Я никогда не претендовал на звание ученого-историка и даже неоднократно подчеркивал, что таковым не являюсь. Я провел много месяцев за чтением книг, посвященных этому периоду (важное уточнение: на английском языке), и если моя попытка сочувственно рассказать эту историю как историю увенчается успехом, то именно потому, что я не специалист. Чувство, что по мере развертывания событий ты совершаешь открытие (надеюсь, мне удалось передать это в книге), отражает мои собственные ощущения, которые я испытывал по мере углубления в тему. Конечно, отсюда не следует, что меня не будут критиковать, скорее наоборот. К тому же никто не застрахован от ошибок, и я уверен, что все книги из разряда научно-популярных неизбежно содержат неточности. На самом деле я уже обнаружил пару штук, собираюсь исправить их в следующем издании, которое выйдет в мягкой обложке. К счастью, речь идет об опечатках, небольших ошибках в написании имен и т. п.
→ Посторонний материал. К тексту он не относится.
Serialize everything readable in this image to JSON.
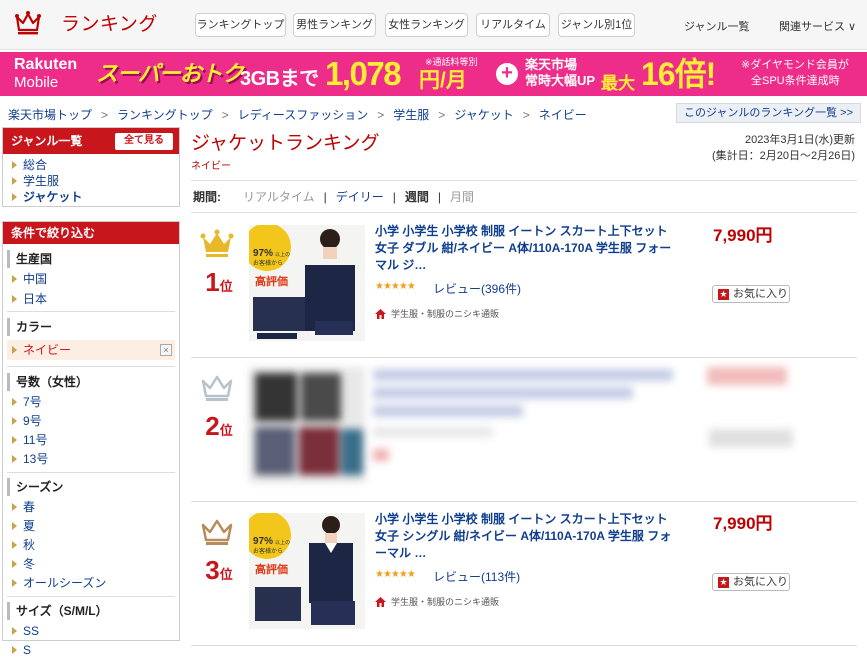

В «Октябре» нет ни одного описания, утверждения, высказывания, события, героя, которые не были бы описаны в биографической либо научной литературе. Мною проведена тщательная и детальная исследовательская работа, поэтому было очень важно, чтобы специалисты в этой сфере, вне зависимости от их политической позиции, признали, что мною проведено добросовестное исследование. В книге я выражаю признательность значительному количеству ученых (не все они разделяют мои политические взгляды), которые любезно согласились прочитать рукопись и проверить ее на ошибки, — их вклад совершенно бесценен. Поэтому да, книга прошла научную редактуру (хотя, безусловно, это не гарантирует ей отсутствие ошибок). Особое значение для меня имело мнение известного профессора-советолога Шейлы Фицпатрик. Ее политические взгляды совершенно не совпадают с моими, но научные труды Фицпатрик имели огромное значение как для меня, так и для других исследователей на протяжении многих лет. В рецензии на книгу она отметила, что не согласна с моими выводами, но я справился с заданием. Для меня это очень важно. Поскольку книга ориентирована на читателей-неспециалистов, я решил обойтись без сносок и примечаний — они нарушили бы повествование книги, рассказывающей свою историю. В конце приведен большой список работ для дальнейшего изучения: из него видно, какие книги и статьи я нашел особенно интересными и/или полезными. Однако этот список неполон, мы с моим редактором решили отказаться от полной библиографии по той же причине, по которой я не стал делать сноски. Мне по-прежнему кажется, что это правильное решение — минус только в том, что я не могу похвастаться количеством прочитанных книг и тем, как усердно трудился! Планирую составить полный список всех использованных источников и разместить его в сети, а в последующие издания включить ссылку на него.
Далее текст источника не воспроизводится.